The number of casualties meant the accident received national attention. Even the Central Committee and the State Council got involved. Xi Jinping and Premier Li Keqiang gave speeches. Two days after the explosion, the State Council established the Serious Explosion Accident Investigation Team, led by the minister of the newly established Department of Emergency Management, whose mission is to guide ‘ministries in all regions responding to emergencies’. Relevant parties rushed to the scene. The official response was completely in line with the views that I had expressed during my interview. The government’s priority was to show how active and responsive it was. They spoke the official language. But what was the real number of casualties? Why were those industrial parks still running after years of poor safety?

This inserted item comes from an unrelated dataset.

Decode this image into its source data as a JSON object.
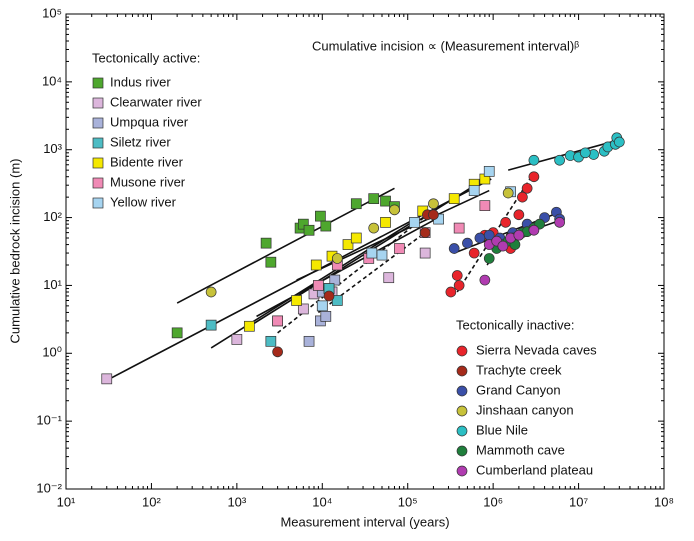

News about the explosion soon died down. It was said that the public security bureau took measures against those who ran the industrial park. Later on, the park was closed. Whether the closure is temporary or permanent isn’t clear. In my mind I can see the hundreds of civil servants in related departments who worked hard to manage the crisis. They did it skilfully and to the appropriate standards. I think those on the front line must have sympathised with the people affected by the disaster, and considered themselves lucky not to live near hazardous industrial parks. I believe they must have done as well as I did in the civil service examination. It is unfortunate that the accident they dealt with wasn’t just a ‘rumour’.